California is stepping up its legal fight against Amazon, accusing the tech giant of running a broad price fixing scheme that quietly drove up online prices while preserving Amazon’s reputation as the cheapest place to shop. In a new filing, Attorney General Rob Bonta is asking a San Francisco Court for a preliminary injunction to immediately halt the alleged conduct as the state’s antitrust case advances toward a January 2027 trial.
How the Alleged Scheme Worked
According to the motion, discovery in California’s 2022 lawsuit has produced countless interactions in which Amazon, its vendors, and rival retailers allegedly agreed to raise prices or pull lower priced listings from competing sites. Investigators say that, time and again, Amazon contacted vendors after spotting lower prices elsewhere and, under threat of dire consequences, pushed them either to raise prices on competitors’ websites, temporarily remove cheaper offers, or delist products entirely so that Amazon could maintain higher price points without losing sales.
There are three main patterns in the motion. First, when Amazon and a rival were price matching in ways that pushed prices down, either Amazon or the competitor, working through a shared vendor, would agree to increase the retail price or make the product temporarily unavailable, allowing the other to match a new, higher market price and increase what consumers paid. Second, when a competing retailer discounted a product, that rival would later raise its price at Amazon’s request, communicated via the vendor, so that Amazon could follow the increase and again raise the price shoppers paid. Third, in cases where a rival offered a lower price than Amazon, vendors allegedly removed the product from the competing site, eliminating the cheaper option so Amazon could raise its own price without fear of being undercut.
Bonta’s Sharp Criticism of Amazon
In a strongly worded statement, Attorney General Bonta said, “My office has uncovered evidence that Amazon bullied vendors to hike up the price of their products sold at other shops, or secured the removal of these products altogether, to ensure Amazon was the cheapest place consumers could find products.”
In other words, while consumers face a crisis of affordability, Amazon blatantly worked to ensure that consumers could not find cheaper products out in the marketplace, all the while raking in unlawful profits from Americans who genuinely thought they were getting the best deal,” said Bonta.
Why Amazon’s Power Matters
The filing emphasizes that Amazon’s market power amplifies the harm. The company has close to 200 million Prime members in the United States, and by its own account, 92% of consumers say they are more likely to buy from Amazon than other e commerce sites, while 56% report visiting the platform daily or a few times a week. Roughly 75% of consumers say they check prices and reviews on Amazon before making a purchase, making it the first stop for product research and a must have distribution channel for merchants, even though overall selling costs there often exceed those on rival platforms. Sellers quoted in the filing describe Amazon as unavoidable, with one saying, We have nowhere else to go and Amazon knows it, and another stating, There is no viable alternative to Amazon for my business.
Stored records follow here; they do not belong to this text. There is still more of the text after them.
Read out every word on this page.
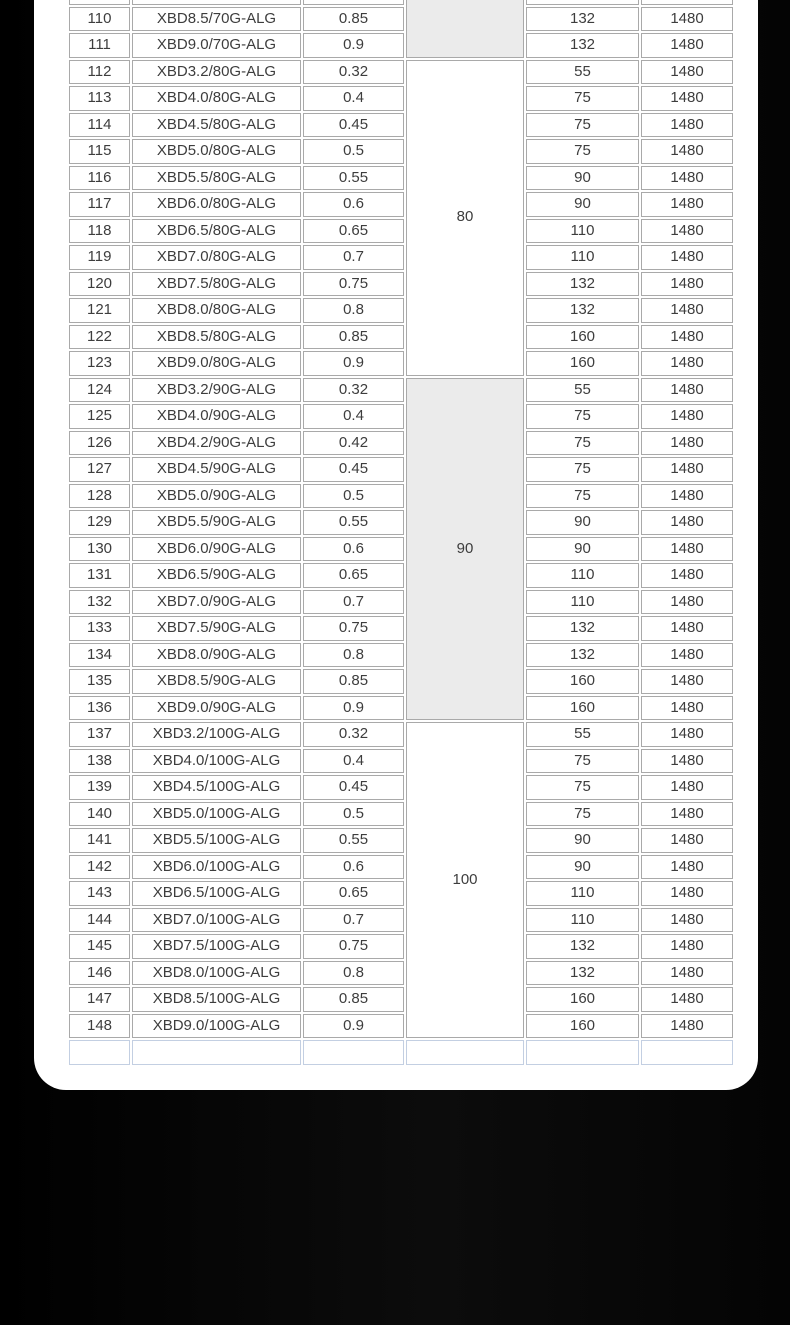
110	XBD8.5/70G-ALG	0.85		132	1480
111	XBD9.0/70G-ALG	0.9		132	1480
112	XBD3.2/80G-ALG	0.32	80	55	1480
113	XBD4.0/80G-ALG	0.4		75	1480
114	XBD4.5/80G-ALG	0.45		75	1480
115	XBD5.0/80G-ALG	0.5		75	1480
116	XBD5.5/80G-ALG	0.55		90	1480
117	XBD6.0/80G-ALG	0.6		90	1480
118	XBD6.5/80G-ALG	0.65		110	1480
119	XBD7.0/80G-ALG	0.7		110	1480
120	XBD7.5/80G-ALG	0.75		132	1480
121	XBD8.0/80G-ALG	0.8		132	1480
122	XBD8.5/80G-ALG	0.85		160	1480
123	XBD9.0/80G-ALG	0.9		160	1480
124	XBD3.2/90G-ALG	0.32	90	55	1480
125	XBD4.0/90G-ALG	0.4		75	1480
126	XBD4.2/90G-ALG	0.42		75	1480
127	XBD4.5/90G-ALG	0.45		75	1480
128	XBD5.0/90G-ALG	0.5		75	1480
129	XBD5.5/90G-ALG	0.55		90	1480
130	XBD6.0/90G-ALG	0.6		90	1480
131	XBD6.5/90G-ALG	0.65		110	1480
132	XBD7.0/90G-ALG	0.7		110	1480
133	XBD7.5/90G-ALG	0.75		132	1480
134	XBD8.0/90G-ALG	0.8		132	1480
135	XBD8.5/90G-ALG	0.85		160	1480
136	XBD9.0/90G-ALG	0.9		160	1480
137	XBD3.2/100G-ALG	0.32	100	55	1480
138	XBD4.0/100G-ALG	0.4		75	1480
139	XBD4.5/100G-ALG	0.45		75	1480
140	XBD5.0/100G-ALG	0.5		75	1480
141	XBD5.5/100G-ALG	0.55		90	1480
142	XBD6.0/100G-ALG	0.6		90	1480
143	XBD6.5/100G-ALG	0.65		110	1480
144	XBD7.0/100G-ALG	0.7		110	1480
145	XBD7.5/100G-ALG	0.75		132	1480
146	XBD8.0/100G-ALG	0.8		132	1480
147	XBD8.5/100G-ALG	0.85		160	1480
148	XBD9.0/100G-ALG	0.9		160	1480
Policies Already Under Fire
Beyond the newly alleged price fixing patterns, California reiterates earlier claims that Amazon has long used contractual and algorithmic tools to suppress lower prices elsewhere. Merchants, the complaint says, must agree not to offer lower prices on competing sites like Walmart, Target, eBay, or even on their own direct to consumer websites, or face sanctions such as loss of the Buy Box, downgraded listings, demands for payments to make Amazon whole when it price matches, or even suspension from the marketplace. The state argues that this web of restraints prevents genuine price competition and stabilizes online prices above what a competitive market would produce, not because Amazon is more efficient, but because it is breaking the law.
What California Wants the Court To Do
In its motion for a preliminary injunction, California asks the San Francisco Superior Court to bar Amazon from engaging in explicit price fixing agreements with vendors and competitors, from communicating with vendors about other retailers’ pricing, and from using vendors as intermediaries to coordinate price increases or product removals with rival sites or to demand compensation when Amazon matches lower prices elsewhere. The state also seeks broader relief in the underlying lawsuit, including an order permanently stopping Amazon’s alleged anticompetitive behavior and recovering damages for California consumers and the state economy, with trial expected to begin next January.
The case signals that California regulators are prepared to treat behind the scenes pressure on vendors and cross platform pricing tactics as potential price fixing, especially when used by a dominant platform that has become the default starting point for most online shoppers.